I have some serious disadvantages in this research in that I don’t speak or read Arabic and I don’t have the contacts in the Egyptian military that Maikel has. But I also have the freedom of knowing that since I am an American citizen living in America, the Egyptian military has exactly zero jurisdiction over me. Therefore I can freely publish my research without worrying about being imprisoned, tortured, or killed. And if this means I’m denied a visa to Egypt, that’s fine with me because actually I wouldn’t want to go to Egypt as long as Maikel is imprisoned. And similarly I couldn’t stand the thought of going to Egypt under the Mubarak regime either because my now friend the blogger Kareem Amer was illegally imprisoned from 2006 to 2010 for four years for expressing his atheist beliefs and criticizing Islam.
I want to close with an inspiring quote and some thoughts from the book Resilient Adults. I know that I may never fully recover from my abuse as the people in this book have done in the sense of being able to marry and raise their own families. I feel I am way too damaged inside to want to become a wife and mother. But these role models in this book help me to strive toward greater healing and wholeness and emotional stability and career success in my life. And thus they are an inspiration to me.

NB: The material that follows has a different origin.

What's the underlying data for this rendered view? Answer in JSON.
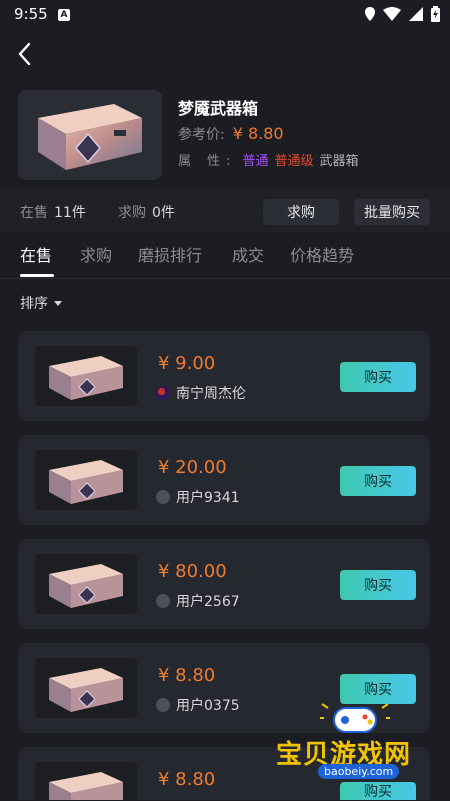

Shibvon, who was severely physically assaulted by her mother and abandoned by her father said on page 41,”I knew from the start that even though my mother kept trying, she wasn’t going to defeat me.” I can say that I felt this sense of inner self-confidence about myself from the age of 12. I just need to substitute in the word “father” for “mother” and then the sentence fits me perfectly. I read the book while still living in my parents’ house in late 2008 and recovering from the near-fatal car crash in August 2008. I see that I have a note from the date of 12/28/08 in the book where I underlined this sentence and crossed out “mother” and wrote down “dad” instead. So I always had the inner sense of determination to escape the abuse even if I didn’t yet have the emotional and financial tools to do so. And now I have done what I had always planned and I have made sure that my dad has no more power over me and no more ability to defeat or control me in any respect.